CIVITAVECCHIA – Dopo i successi della mostra di Monet al Vittoriano, Civitavecchia non poteva lasciarsi sfuggire l’occasione di rappresentare la propria vena artistica nel luogo probabilmente più espressivo della città, il suo water front. Opere d’arte a cielo aperto che fanno parte di un percorso artistico-emozionale curato da anonimi concittadini, ma anche da illustri artisti esteri.

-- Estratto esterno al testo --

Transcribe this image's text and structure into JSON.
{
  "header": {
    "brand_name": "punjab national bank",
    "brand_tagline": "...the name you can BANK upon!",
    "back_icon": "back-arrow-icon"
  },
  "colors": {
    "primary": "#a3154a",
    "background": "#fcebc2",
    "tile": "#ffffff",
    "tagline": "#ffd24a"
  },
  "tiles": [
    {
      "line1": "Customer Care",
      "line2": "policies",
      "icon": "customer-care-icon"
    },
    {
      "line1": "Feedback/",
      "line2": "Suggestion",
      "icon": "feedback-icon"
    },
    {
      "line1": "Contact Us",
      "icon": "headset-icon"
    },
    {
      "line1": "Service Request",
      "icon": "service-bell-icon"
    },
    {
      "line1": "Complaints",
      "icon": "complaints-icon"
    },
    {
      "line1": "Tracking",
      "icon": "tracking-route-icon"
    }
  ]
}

Alla riuscita di cotanta installazione artistica, oltre all’estro visionario degli esecutorii, ha di certo contribuito l’impeto della natura, in questo caso al fianco dell’azione umana, in una compenetrazione di dannunziana memoria. Per l’occasione, abbiamo selezionato tre opere che siamo sicuri susciteranno la curiosità del lettore:

“Transenna marina”
Opera di artista anonimo ma committenza certa. Questa installazione fa parte della scuola del transennismo civitavecchiese. Vari esemplari sono stati inseriti nel contesto urbano locale suscitando nel pubblico sentimenti contrastanti, dall’ira funesta all’ilarità incontrollata. “Transenna marina” rappresenta certo un pezzo unico per come si inserisce armonicamente tra l’aridità dello scoglio invernale e il freddo blu del mare toccato dalla Tramontana. Nonostante non si abbiano più notizie dell’ideatore della scuola, “er Transenna”, tale stile continua a crescere e radicarsi nel territorio.

“Frigorifero su battigia”
Opera complessa. Questa natura morta moderna è il frutto delle fatiche di uno o più artisti che, approfittando delle tenebre e della burrasca, magari dal ponte di una petroliera o similare, hanno regalato alle nostre acque il frigorifero naufrago. Il richiamo è senza dubbio ad Ulisse, costretto ad affrontare il senso di abbandono e di impotenza, di solitudine. Chiari i richiami a William Turner e al romanticismo.

“Trash spelacchio”
Non poteva mancare l’opera di denuncia sociale. Questo lavoro mette al centro il tema del rapporto tra uomo e natura nel contemporaneo. L’albero sofferente rappresenta la fragilità dell’ecosistema costretto a reggere il peso dei rifiuti, prodotto del turbo capitalismo e dell’antropizzazione selvaggia. A differenza del povero spelacchio di Piazza Venezia, prematuramente scomparso, “Trash spelacchio” è agonizzante, ma resiste. Denuncia, ma anche speranza per un futuro migliore.